• joejuska (7/30/2016)


    You said "Quick questions, on what do you base that assumption?" I can't directly answer your question because YOUR QUESTION is wrong. IT'S NOT AN ASSUMPTION BUT AN OBSERVATION. The observation over many years of doing it both ways and any difference (I assume there must be some overhead that would make it theoretically slower) are so small as to be undetectable with tens of thousands of inserts per day. Both methods yield an instantaneous result as perceived by the human users brain.

    Of course. That's because you are testing the wrong thing. The performance hit of a computed column does not occur on insert, it occurs when the data is queried.

    When this computed column is never or hardly ever queried, then a computed column will not hurt you. But when it's queried very often, you will take a hit. And maybe even that hit will not be perceived by the human brain - but it will increase the total server load.
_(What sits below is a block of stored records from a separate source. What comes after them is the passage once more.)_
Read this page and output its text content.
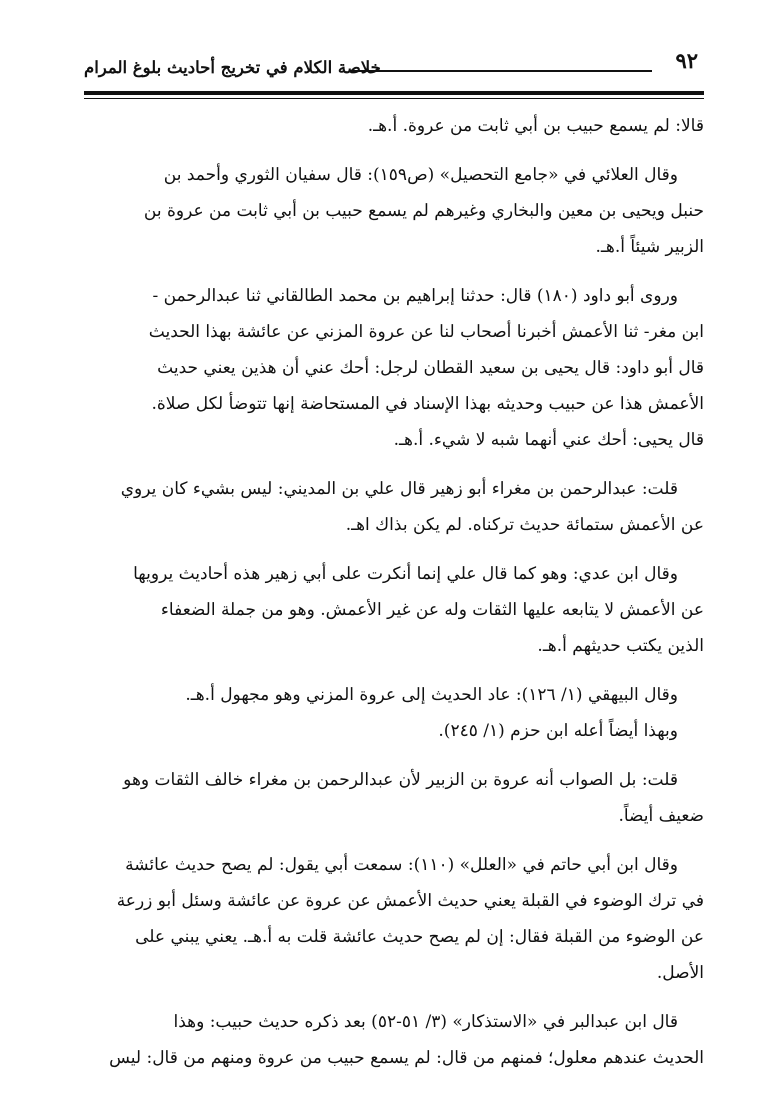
٩٢
خلاصة الكلام في تخريج أحاديث بلوغ المرام
قالا: لم يسمع حبيب بن أبي ثابت من عروة. أ.هـ.
وقال العلائي في «جامع التحصيل» (ص١٥٩): قال سفيان الثوري وأحمد بن
حنبل ويحيى بن معين والبخاري وغيرهم لم يسمع حبيب بن أبي ثابت من عروة بن
الزبير شيئاً أ.هـ.
وروى أبو داود (١٨٠) قال: حدثنا إبراهيم بن محمد الطالقاني ثنا عبدالرحمن -
ابن مغر- ثنا الأعمش أخبرنا أصحاب لنا عن عروة المزني عن عائشة بهذا الحديث
قال أبو داود: قال يحيى بن سعيد القطان لرجل: أحك عني أن هذين يعني حديث
الأعمش هذا عن حبيب وحديثه بهذا الإسناد في المستحاضة إنها تتوضأ لكل صلاة.
قال يحيى: أحك عني أنهما شبه لا شيء. أ.هـ.
قلت: عبدالرحمن بن مغراء أبو زهير قال علي بن المديني: ليس بشيء كان يروي
عن الأعمش ستمائة حديث تركناه. لم يكن بذاك اهـ.
وقال ابن عدي: وهو كما قال علي إنما أنكرت على أبي زهير هذه أحاديث يرويها
عن الأعمش لا يتابعه عليها الثقات وله عن غير الأعمش. وهو من جملة الضعفاء
الذين يكتب حديثهم أ.هـ.
وقال البيهقي (١/ ١٢٦): عاد الحديث إلى عروة المزني وهو مجهول أ.هـ.
وبهذا أيضاً أعله ابن حزم (١/ ٢٤٥).
قلت: بل الصواب أنه عروة بن الزبير لأن عبدالرحمن بن مغراء خالف الثقات وهو
ضعيف أيضاً.
وقال ابن أبي حاتم في «العلل» (١١٠): سمعت أبي يقول: لم يصح حديث عائشة
في ترك الوضوء في القبلة يعني حديث الأعمش عن عروة عن عائشة وسئل أبو زرعة
عن الوضوء من القبلة فقال: إن لم يصح حديث عائشة قلت به أ.هـ. يعني يبني على
الأصل.
قال ابن عبدالبر في «الاستذكار» (٣/ ٥١-٥٢) بعد ذكره حديث حبيب: وهذا
الحديث عندهم معلول؛ فمنهم من قال: لم يسمع حبيب من عروة ومنهم من قال: ليس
    If you really want to benchmark this, then create a test table with three columns: data, computed column (using hashbytes), and persisted column (storing that same hashbytes result). Fill it with at least ten million or so rows. Now run two queries: one for MAX(computed column) and the other one for MAX(persisted column). Run each twice and time only the second (to make sure both queries are timed from cache). Measure the duraction for each, but also keep an eye on the CPU usage wihile each is running.

    You said "Is there a problem calculating the hash on insert?" Yes. There are numerous (unknown number and unknown type) ways users can input the data so we have no control over what is insert so the only way to get a hash is with a calculated field or running a process after an insert.

    In that case I would suggest using a persisted computed column. Defined the same way as a normal computed column with the additional keyword PERSISTED. SQL Server will compute the value when the row is inserted and updated and the store it; queries will use the stored value.